As you beat enemies, your characters level up and earn bonuses to attributes like their HP, strength, defence, magic, and luck. You can also combine characters together to perform extra-special attacks and unique combos. Which also builds into the games’ bond and trust system, where the more you do for a teammate, the better relationship you will have, offering even more additional benefits.
This will all sound very familiar to Fire Emblem players and that’s what Koei Tecmo seem to have done so well. Crafted an RPG experience befitting the classic franchise on top of one of the greatest wave-based fighters in gaming history.
But perhaps the most impressive thing is how smooth the game actually feels. When playing the similar Fate/Extella earlier this year, the game became noticeably choppy – either docked or in portable mode – when the action got frantic.

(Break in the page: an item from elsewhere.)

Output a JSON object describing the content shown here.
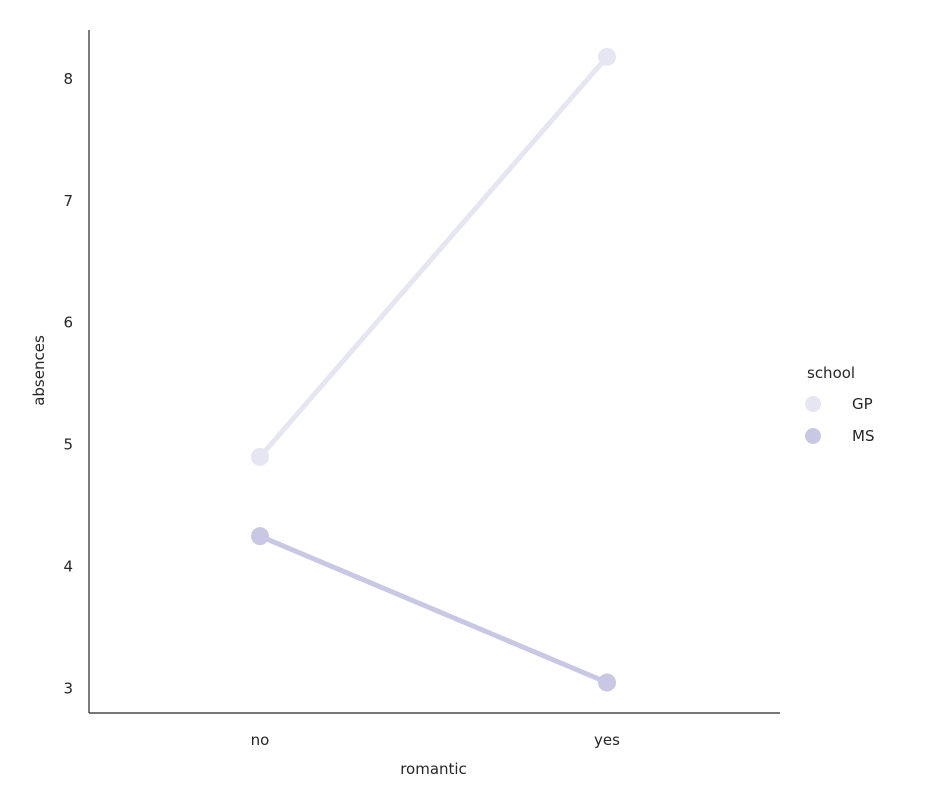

Not so with Fire Emblem Warriors. Of course the frame rate becomes a tad sluggish when you’ve got around one hundred enemies charging you, but in the early stages, at least, the game handles itself very, very well, no matter how you play it. That said, there is an option to tweak the display settings, choosing quality over performance and vice versa.
With a second player able to jump in at any point, three difficulty settings for each battleground, and various hidden extras filled throughout, there’s seems to be a fairly robust, co-operative, and compelling package to keep us entertained throughout.
Our full review will be out closer to launch once we’ve had a chance to play the game in full, but what we will say is don’t sleep on this one. The Switch is having a busy year in terms of first and third-party games, and this may not be the Fire Emblem game you initially wanted, but Fire Emblem Warriors is more than just mindless, hack-n-slash fun. There’s genuine layers to this and it is shaping up to be the cherry on top of very fulfilling and delicious Switch covered cake.